- Born: 22 December 1846 Devonshire
- Died: 19 March 1924 (aged 77) Cambridge, Cambridgeshire
- Parent(s): William Froude, Catherine Henrietta Elizabeth Holdsworth
- Engineering career
- Discipline: Hydrodynamics
- Institutions: Admiralty Experiment Works
- Significant advance: Momentum theory
- Awards: Legum Doctor (Glasgow University), Fellow of the Royal Society (1924)

= Robert Edmund Froude =

British engineer and naval architect

Robert Edmund Froude CB FRS (/ˈfruːd/; 22 December 1846 – 19 March 1924) (frequently styled in publication as R. E. Froude) was an English engineer, hydrodynamicist and naval architect who described momentum theory, both used in the systematic evaluation of propeller design efficiency and as components of blade element momentum theory.

==Biography==
Robert became assistant to his father William Froude in 1871, whose research into hydrodynamics resulted in regular commissions issued by the Admiralty. These commissions included the Admiralty Experiment Works: a facility of William's conception containing a large test tank at which they tested theories and the physical characteristics of model craft. At this facility, later Admiralty commissions included the testing of warcraft designs. Robert was given the position of Superintendent following his father's death in 1879, with this appointment continuing after the tank division of the Experiment Works was moved to an expanded facility at Haslar.

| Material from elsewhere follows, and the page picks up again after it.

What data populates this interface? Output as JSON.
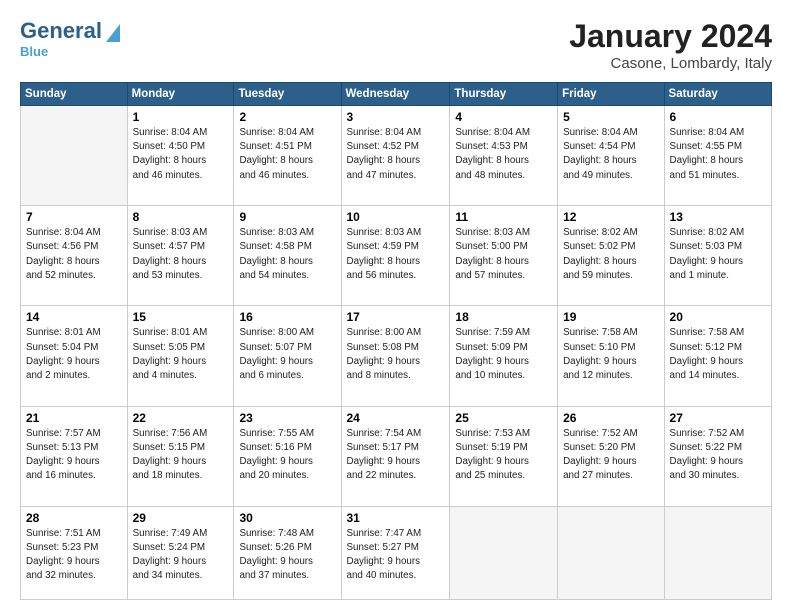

In 1881, he partnered with Richard Hammersley Heenan, owner of the Woodhouse and Co. engineering company in Newton Heath, Lancashire, to co-found Heenan & Froude Ltd in Birmingham. The company initially produced water brake dynamometers following from his father's design, and later, a range of dynamometers of various types. The Froude name as a trademark has been an element in a number of equity transitions, but remains in existence under the mononym "Froude," a group which comprises Froude, Inc. (USA) and Froude, Ltd. (UK), manufacturers, service providers and validators of dynamometers and other engine and motor test equipment.

Robert Froude also furthered his father's published theoretical work, such as his description of blade element theory, in papers authored to the Royal Institution of Naval Architects. His contributions included: a description of momentum theory; methods by which quantified propeller screw geometry could be examined; the main parameters which govern the efficiency of propeller screw designs, including the relationship between the propeller and the geometry of the boat's hull; and the formulae by which these data could be used to optimise designs predictively. Owing to their utility, blade element theory and momentum theory would later be unified within the more comprehensive blade element momentum theory. In 1905 he was elected as an honorary Vice President of the Institution.